Whatever, pictures tell a thousand words and the reporter ought to be commended for bringing to the public’s notice these pictures and happenings in our tourism.

It is difficult to know the objective of the reporter regarding this article: to expose child sexual exploitation in our travel and tourism industry or fight a cause on behalf of Thomas Cook by highlighting the “damages” its bankruptcy is doing in or to a destination like The Gambia and thus whip up support for the resuscitation of the company.

I don’t see altruism in the intention though. Time would tell if the reporter would come back again and do a follow-up story, progress or otherwise. (Before I left CPA early in the year, I was invited by GTBoard to make a presentation on Child Sex Tourism to a staff of Thomas Cook branch in the Netherlands who were on a study tour to the Gambia. The enthusiasm of that group to engage in the fight against the menace in the Gambia was very clear).

The National Coordinator of CPA has refuted some parts of the article attributed to him. He felt he was misquoted and misrepresented and thus short changed by the reporter.

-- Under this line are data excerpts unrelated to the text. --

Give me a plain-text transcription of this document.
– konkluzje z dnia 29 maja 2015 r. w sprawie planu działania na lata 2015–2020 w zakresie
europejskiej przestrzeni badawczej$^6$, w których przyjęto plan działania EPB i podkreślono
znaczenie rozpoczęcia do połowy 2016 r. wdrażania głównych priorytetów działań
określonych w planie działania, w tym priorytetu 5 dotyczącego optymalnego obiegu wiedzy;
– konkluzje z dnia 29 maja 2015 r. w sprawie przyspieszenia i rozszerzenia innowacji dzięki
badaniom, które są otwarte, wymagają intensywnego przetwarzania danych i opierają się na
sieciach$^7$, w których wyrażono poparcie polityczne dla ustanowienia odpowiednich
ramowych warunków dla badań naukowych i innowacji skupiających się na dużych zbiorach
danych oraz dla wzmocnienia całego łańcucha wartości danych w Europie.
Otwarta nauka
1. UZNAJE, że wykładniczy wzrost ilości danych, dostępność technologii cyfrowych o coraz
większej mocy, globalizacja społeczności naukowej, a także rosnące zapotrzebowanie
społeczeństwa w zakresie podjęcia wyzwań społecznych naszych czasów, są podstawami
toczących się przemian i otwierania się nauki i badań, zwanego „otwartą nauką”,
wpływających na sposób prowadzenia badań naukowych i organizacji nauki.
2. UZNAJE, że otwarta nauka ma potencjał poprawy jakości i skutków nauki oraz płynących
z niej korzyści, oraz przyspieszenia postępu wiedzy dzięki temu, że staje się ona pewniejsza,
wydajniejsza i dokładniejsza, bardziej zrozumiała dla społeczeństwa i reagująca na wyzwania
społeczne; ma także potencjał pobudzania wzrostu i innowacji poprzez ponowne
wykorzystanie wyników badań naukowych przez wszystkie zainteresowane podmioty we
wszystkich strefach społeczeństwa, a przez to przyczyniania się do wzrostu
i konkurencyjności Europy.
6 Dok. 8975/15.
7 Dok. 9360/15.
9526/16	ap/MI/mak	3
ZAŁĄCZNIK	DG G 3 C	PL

He flatly denied telling the reporter that one can purchase sex with a toddler for about £2. That he made reference to child hawkers and what paltry amounts they make at the end of the day’s sale.

I believe the Coordinator’s version; I know him as I was his immediate supervisor once upon a time. He doesn’t mortgage his honesty for anything and would have accepted making such statements if he had.

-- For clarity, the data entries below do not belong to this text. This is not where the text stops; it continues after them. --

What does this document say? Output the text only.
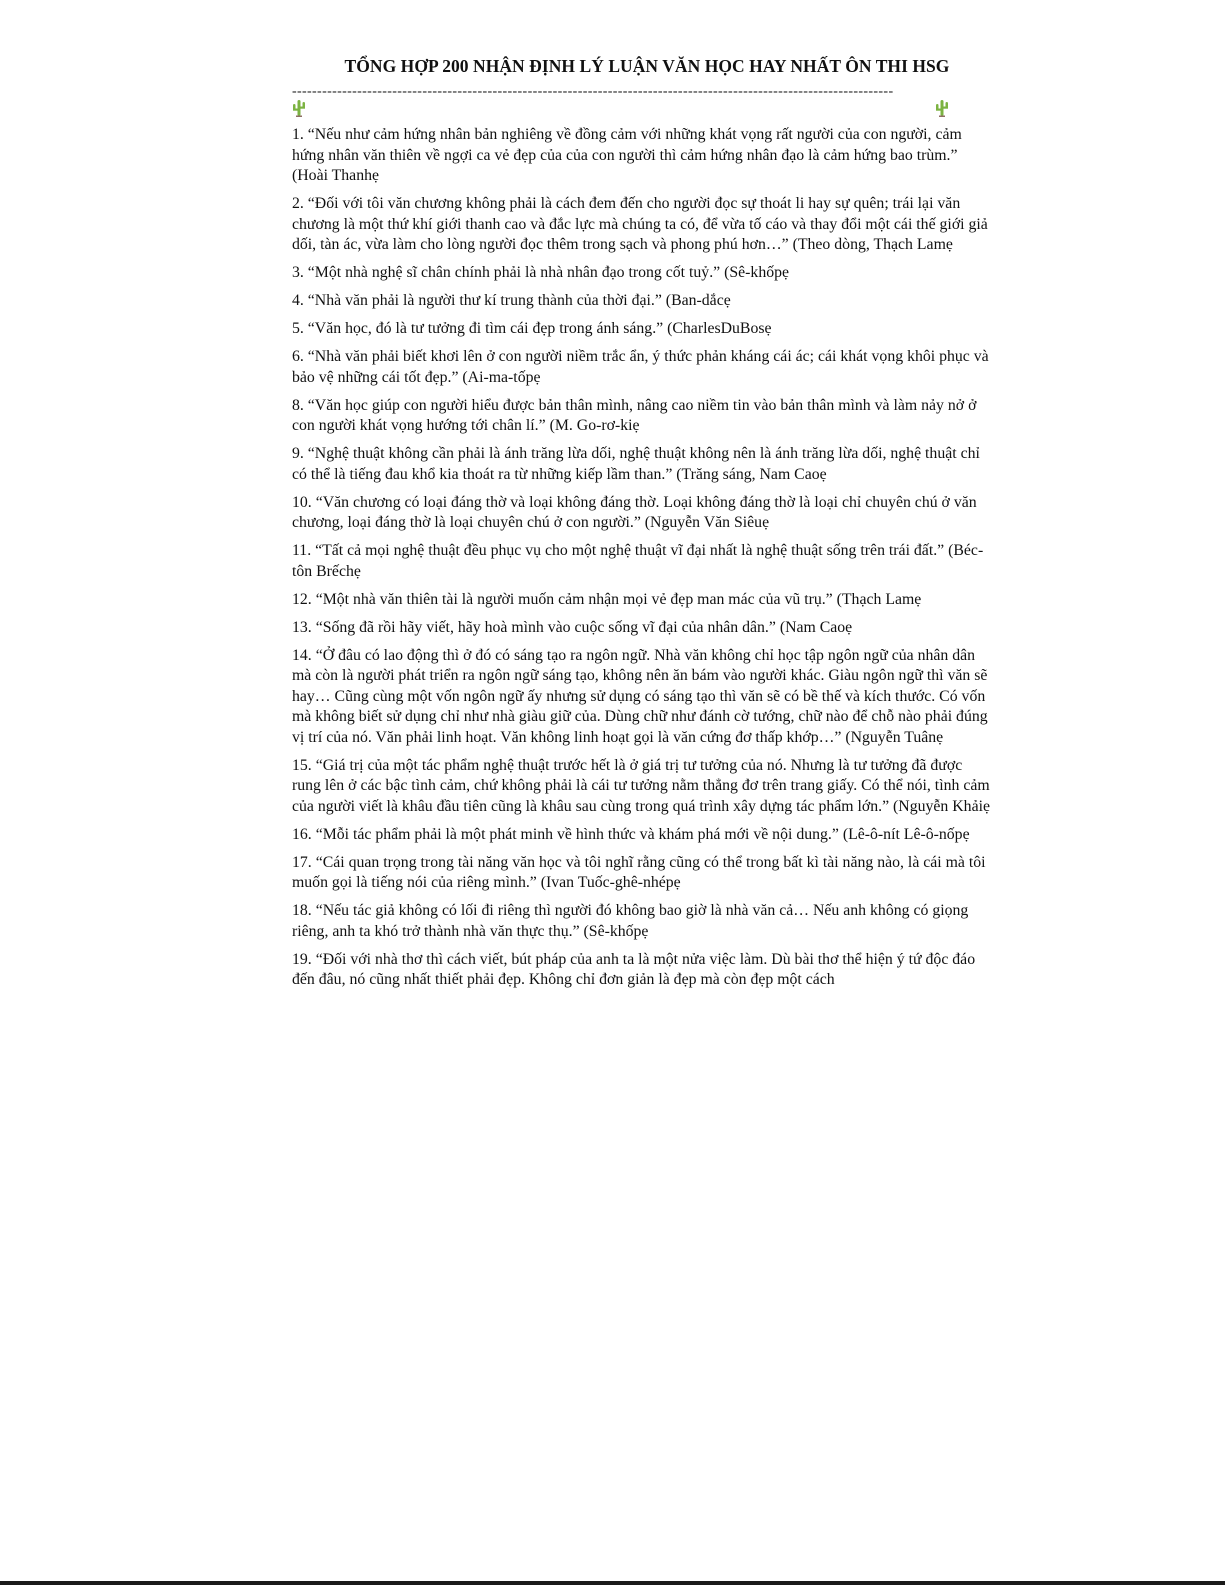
TỔNG HỢP 200 NHẬN ĐỊNH LÝ LUẬN VĂN HỌC HAY NHẤT ÔN THI HSG
------------------------------------------------------------------------------------------------------------------------

1. “Nếu như cảm hứng nhân bản nghiêng về đồng cảm với những khát vọng rất người của con người, cảm hứng nhân văn thiên về ngợi ca vẻ đẹp của của con người thì cảm hứng nhân đạo là cảm hứng bao trùm.” (Hoài Thanhẹ

2. “Đối với tôi văn chương không phải là cách đem đến cho người đọc sự thoát li hay sự quên; trái lại văn chương là một thứ khí giới thanh cao và đắc lực mà chúng ta có, để vừa tố cáo và thay đổi một cái thế giới giả dối, tàn ác, vừa làm cho lòng người đọc thêm trong sạch và phong phú hơn…” (Theo dòng, Thạch Lamẹ

3. “Một nhà nghệ sĩ chân chính phải là nhà nhân đạo trong cốt tuỷ.” (Sê-khốpẹ

4. “Nhà văn phải là người thư kí trung thành của thời đại.” (Ban-dắcẹ

5. “Văn học, đó là tư tưởng đi tìm cái đẹp trong ánh sáng.” (CharlesDuBosẹ

6. “Nhà văn phải biết khơi lên ở con người niềm trắc ẩn, ý thức phản kháng cái ác; cái khát vọng khôi phục và bảo vệ những cái tốt đẹp.” (Ai-ma-tốpẹ

8. “Văn học giúp con người hiểu được bản thân mình, nâng cao niềm tin vào bản thân mình và làm nảy nở ở con người khát vọng hướng tới chân lí.” (M. Go-rơ-kiẹ

9. “Nghệ thuật không cần phải là ánh trăng lừa dối, nghệ thuật không nên là ánh trăng lừa dối, nghệ thuật chỉ có thể là tiếng đau khổ kia thoát ra từ những kiếp lầm than.” (Trăng sáng, Nam Caoẹ

10. “Văn chương có loại đáng thờ và loại không đáng thờ. Loại không đáng thờ là loại chỉ chuyên chú ở văn chương, loại đáng thờ là loại chuyên chú ở con người.” (Nguyễn Văn Siêuẹ

11. “Tất cả mọi nghệ thuật đều phục vụ cho một nghệ thuật vĩ đại nhất là nghệ thuật sống trên trái đất.” (Béc-tôn Brếchẹ

12. “Một nhà văn thiên tài là người muốn cảm nhận mọi vẻ đẹp man mác của vũ trụ.” (Thạch Lamẹ

13. “Sống đã rồi hãy viết, hãy hoà mình vào cuộc sống vĩ đại của nhân dân.” (Nam Caoẹ

14. “Ở đâu có lao động thì ở đó có sáng tạo ra ngôn ngữ. Nhà văn không chỉ học tập ngôn ngữ của nhân dân mà còn là người phát triển ra ngôn ngữ sáng tạo, không nên ăn bám vào người khác. Giàu ngôn ngữ thì văn sẽ hay… Cũng cùng một vốn ngôn ngữ ấy nhưng sử dụng có sáng tạo thì văn sẽ có bề thế và kích thước. Có vốn mà không biết sử dụng chỉ như nhà giàu giữ của. Dùng chữ như đánh cờ tướng, chữ nào để chỗ nào phải đúng vị trí của nó. Văn phải linh hoạt. Văn không linh hoạt gọi là văn cứng đơ thấp khớp…” (Nguyễn Tuânẹ

15. “Giá trị của một tác phẩm nghệ thuật trước hết là ở giá trị tư tưởng của nó. Nhưng là tư tưởng đã được rung lên ở các bậc tình cảm, chứ không phải là cái tư tưởng nằm thẳng đơ trên trang giấy. Có thể nói, tình cảm của người viết là khâu đầu tiên cũng là khâu sau cùng trong quá trình xây dựng tác phẩm lớn.” (Nguyễn Khảiẹ

16. “Mỗi tác phẩm phải là một phát minh về hình thức và khám phá mới về nội dung.” (Lê-ô-nít Lê-ô-nốpẹ

17. “Cái quan trọng trong tài năng văn học và tôi nghĩ rằng cũng có thể trong bất kì tài năng nào, là cái mà tôi muốn gọi là tiếng nói của riêng mình.” (Ivan Tuốc-ghê-nhépẹ

18. “Nếu tác giả không có lối đi riêng thì người đó không bao giờ là nhà văn cả… Nếu anh không có giọng riêng, anh ta khó trở thành nhà văn thực thụ.” (Sê-khốpẹ

19. “Đối với nhà thơ thì cách viết, bút pháp của anh ta là một nửa việc làm. Dù bài thơ thể hiện ý tứ độc đáo đến đâu, nó cũng nhất thiết phải đẹp. Không chỉ đơn giản là đẹp mà còn đẹp một cách
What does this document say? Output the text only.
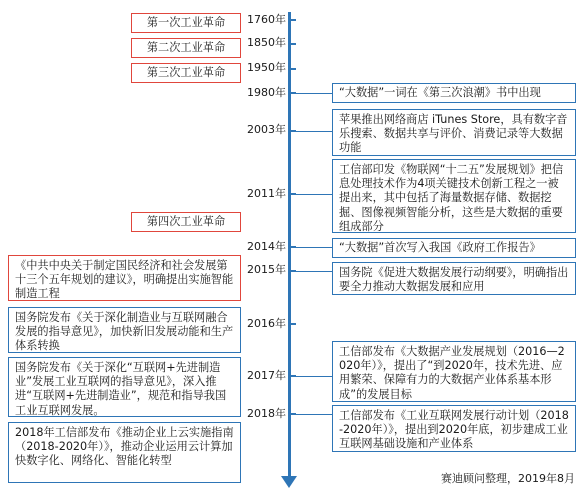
1760年
1850年
1950年
1980年
2003年
2011年
2014年
2015年
2016年
2017年
2018年
第一次工业革命
第二次工业革命
第三次工业革命
第四次工业革命
“大数据”一词在《第三次浪潮》书中出现
苹果推出网络商店 iTunes Store，具有数字音乐搜索、数据共享与评价、消费记录等大数据功能
工信部印发《物联网“十二五”发展规划》把信息处理技术作为4项关键技术创新工程之一被提出来，其中包括了海量数据存储、数据挖掘、图像视频智能分析，这些是大数据的重要组成部分
“大数据”首次写入我国《政府工作报告》
国务院《促进大数据发展行动纲要》，明确指出要全力推动大数据发展和应用
工信部发布《大数据产业发展规划（2016—2020年）》，提出了“到2020年，技术先进、应用繁荣、保障有力的大数据产业体系基本形成”的发展目标
工信部发布《工业互联网发展行动计划（2018-2020年）》，提出到2020年底，初步建成工业互联网基础设施和产业体系
《中共中央关于制定国民经济和社会发展第十三个五年规划的建议》，明确提出实施智能制造工程
国务院发布《关于深化制造业与互联网融合发展的指导意见》，加快新旧发展动能和生产体系转换
国务院发布《关于深化“互联网+先进制造业”发展工业互联网的指导意见》，深入推进“互联网+先进制造业”，规范和指导我国工业互联网发展。
2018年工信部发布《推动企业上云实施指南（2018-2020年）》，推动企业运用云计算加快数字化、网络化、智能化转型
赛迪顾问整理，2019年8月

Child hawkers are a reality in the streets and tourism area even though the security often send them away. The vulnerable situation they are place in, especially to abuse and sexual exploitation is obvious to anyone who cares. While the Tourism Offences Act prohibits loitering in the TDA, it is a common practice or sight.

The article seems to indicate that sexual exploitation of children is a broad daylight thing in The Gambia, and sale of toddlers to tourists for exploitation is normal and normalised. This is not only untrue but also an oversimplification of a situation which is hidden and is accompanied by all the trappings of grooming.

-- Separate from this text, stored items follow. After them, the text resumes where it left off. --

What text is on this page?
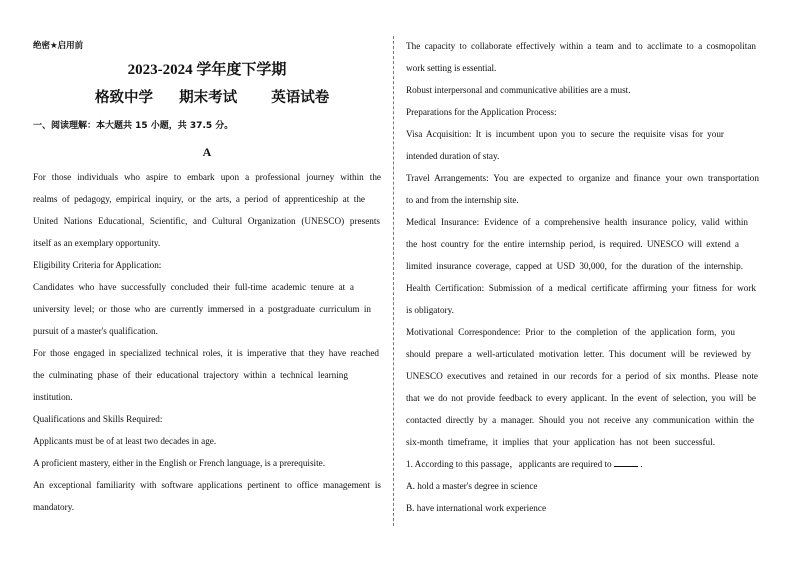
绝密★启用前
2023-2024 学年度下学期
格致中学 期末考试 英语试卷
一、阅读理解：本大题共 15 小题，共 37.5 分。
A
For those individuals who aspire to embark upon a professional journey within the
realms of pedagogy, empirical inquiry, or the arts, a period of apprenticeship at the
United Nations Educational, Scientific, and Cultural Organization (UNESCO) presents
itself as an exemplary opportunity.
Eligibility Criteria for Application:
Candidates who have successfully concluded their full-time academic tenure at a
university level; or those who are currently immersed in a postgraduate curriculum in
pursuit of a master's qualification.
For those engaged in specialized technical roles, it is imperative that they have reached
the culminating phase of their educational trajectory within a technical learning
institution.
Qualifications and Skills Required:
Applicants must be of at least two decades in age.
A proficient mastery, either in the English or French language, is a prerequisite.
An exceptional familiarity with software applications pertinent to office management is
mandatory.
The capacity to collaborate effectively within a team and to acclimate to a cosmopolitan
work setting is essential.
Robust interpersonal and communicative abilities are a must.
Preparations for the Application Process:
Visa Acquisition: It is incumbent upon you to secure the requisite visas for your
intended duration of stay.
Travel Arrangements: You are expected to organize and finance your own transportation
to and from the internship site.
Medical Insurance: Evidence of a comprehensive health insurance policy, valid within
the host country for the entire internship period, is required. UNESCO will extend a
limited insurance coverage, capped at USD 30,000, for the duration of the internship.
Health Certification: Submission of a medical certificate affirming your fitness for work
is obligatory.
Motivational Correspondence: Prior to the completion of the application form, you
should prepare a well-articulated motivation letter. This document will be reviewed by
UNESCO executives and retained in our records for a period of six months. Please note
that we do not provide feedback to every applicant. In the event of selection, you will be
contacted directly by a manager. Should you not receive any communication within the
six-month timeframe, it implies that your application has not been successful.
1. According to this passage，applicants are required to	.
A. hold a master's degree in science
B. have international work experience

The sale of toddlers is untrue but, as I stated earlier, there are paedophiles who have preference for prepubescent children. Sexual exploitation of children happens in secret, away from the public eye and monitoring. It includes “buying” the trust of gullible parents or carers, making families financially dependent, buying the silence of parents and the community, and using other grooming tactics.

While I find certain parts of the article distasteful, I think the reporter has exposed a serious canker worm in our “body tourism”; the sheer lack of commitment by the State to the fight against sexual exploitation of children in our travel and tourism sector; the negligence and complicity of parents; child and family poverty; the indescribable, mindboggling laxity in the enforcement and implementation of the “good” laws we have for the protection of our children; the immense vulnerability and risks our children daily face; the glamorisation of sex tourism; and materialism which has pervaded the moral fabrics of our society.

Tourism is important to the economy of our country and we must promote responsible and sustainable tourism. However, our children are more important than tourism or the gains it brings. Our children are the future of our society. We cannot place more importance on the “golden egg” than the “goose” which must be cared for to perpetually lay the golden eggs.

Countries that have promoted their tourism have non-negotiable tolerance for the sexual exploitation of children in travel and tourism. Others have acknowledged the existence of the menace and employed every arsenal in fighting it.

The ball is in the court of the Gambia. To be or not be.